If you told your family or significant other that you viewed yourself as a pediatric neurosurgeon and that it would take you 20 years of training, what would your family say? Would your family influence your personal domain if they saw you becoming more depressed as you were toiling at what you thought was an ideal professional identity?
Ultimately the question is, “Are your friends and family really proud of you as a member of their community?” This is one reason why it is hard for individuals who have no family members in health care to have the confidence to continue along that path without dedicated mentors.

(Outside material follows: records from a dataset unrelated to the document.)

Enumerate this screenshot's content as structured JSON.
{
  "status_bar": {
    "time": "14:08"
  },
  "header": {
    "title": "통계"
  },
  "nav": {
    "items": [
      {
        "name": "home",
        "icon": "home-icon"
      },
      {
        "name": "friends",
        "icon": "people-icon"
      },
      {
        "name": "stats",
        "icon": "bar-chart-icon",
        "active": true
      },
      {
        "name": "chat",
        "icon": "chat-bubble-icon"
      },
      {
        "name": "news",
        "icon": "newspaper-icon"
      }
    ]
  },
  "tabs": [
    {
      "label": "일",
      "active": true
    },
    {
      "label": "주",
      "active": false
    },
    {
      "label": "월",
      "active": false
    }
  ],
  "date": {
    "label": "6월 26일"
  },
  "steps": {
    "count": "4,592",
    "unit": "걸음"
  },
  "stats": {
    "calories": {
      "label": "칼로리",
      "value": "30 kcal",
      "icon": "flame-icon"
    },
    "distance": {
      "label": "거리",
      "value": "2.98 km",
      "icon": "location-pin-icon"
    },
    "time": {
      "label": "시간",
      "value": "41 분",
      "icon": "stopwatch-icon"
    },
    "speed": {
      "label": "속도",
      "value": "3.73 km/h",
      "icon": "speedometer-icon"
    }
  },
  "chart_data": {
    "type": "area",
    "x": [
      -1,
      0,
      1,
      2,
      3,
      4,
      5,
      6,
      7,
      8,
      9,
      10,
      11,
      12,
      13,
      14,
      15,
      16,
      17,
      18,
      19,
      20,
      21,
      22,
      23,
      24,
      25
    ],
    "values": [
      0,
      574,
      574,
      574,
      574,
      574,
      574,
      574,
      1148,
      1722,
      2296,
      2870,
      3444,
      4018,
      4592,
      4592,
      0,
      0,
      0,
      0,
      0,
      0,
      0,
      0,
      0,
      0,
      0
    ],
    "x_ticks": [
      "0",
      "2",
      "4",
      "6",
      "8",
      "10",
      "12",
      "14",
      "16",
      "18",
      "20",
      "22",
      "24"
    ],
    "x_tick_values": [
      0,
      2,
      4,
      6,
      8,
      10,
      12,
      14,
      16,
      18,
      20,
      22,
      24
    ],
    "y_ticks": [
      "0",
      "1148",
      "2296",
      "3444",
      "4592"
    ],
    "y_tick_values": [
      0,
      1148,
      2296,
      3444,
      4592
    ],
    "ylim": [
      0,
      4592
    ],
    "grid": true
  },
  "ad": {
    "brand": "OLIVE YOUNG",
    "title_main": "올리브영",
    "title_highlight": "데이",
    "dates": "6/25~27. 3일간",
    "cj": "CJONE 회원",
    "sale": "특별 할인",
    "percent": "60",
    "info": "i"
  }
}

These two domains are extremely difficult to address in large workshops as individualized reflection and confidential conversations are required. These domains are avoided in formal curriculum because until there is professional training, most are extremely uncomfortable setting a standard of “competency” in these domains. Thus, the frank discussions you will hear about work/life balance or diversity are usually scheduled extracurricularly, brought up at home, or placed as a responsibility to the student if he/she is interested.
From what I have observed in many open houses and trainee panels I have sat in on (not to mention job interviews), the best questions asked by prospective applicants and possible matriculants on interview or second-look day focus on these two domains as it pertains to their own situations and identities.
Most schools and programs are comfortable evaluating the other four domains. The third domain is “workplace”: how well an individual interacts with others in the immediate work environment. Is the individual respectful of others’ opinions and habits when working in teams or with patients? How well do you represent the best of the workplace you are part of?
The fourth domain is “institutional” where the workplace is situated. In short, this is the school or the hospital/clinic. You represent these institutions when you say you are one of their trainees, and when something goes wrong, you also stain the reputation of these institutions. Remember the “Craig’s List Killer” or the cheating scandal at the Indiana University School of Dentistry? When resumes are reviewed, expectations often are created (and often are self-deluded) based on just the institution associated with the applicant. How does the institution help influence your identity when you graduate and practice?
The fifth domain is “disciplinary” professionalism, and this can take the form of being proud to be a “veterinary student,” “pharmacist,” or a “policy fellow.” Professionals have their own communities so how you connect, interact with, and influence people from different institutions and workplaces is the focus of this domain.
The sixth domain is “universal”, or how you are perceived as a professional to the general public. When health care careers are mentioned, is the public perception of them good or bad? What does the patient or general public understand about “osteopathic medicine”?
Mentors and evaluators easily exist in these other four domains, and your comfort with these four helps significantly with determining your institutional fit (which I mentioned in a previous article is the most elusive competency metric that arguably may truly determine your acceptance to a program). Thus it is important before spending hundreds more dollars on applications to truly get this information and see how those answers appeal to your personal and social domains.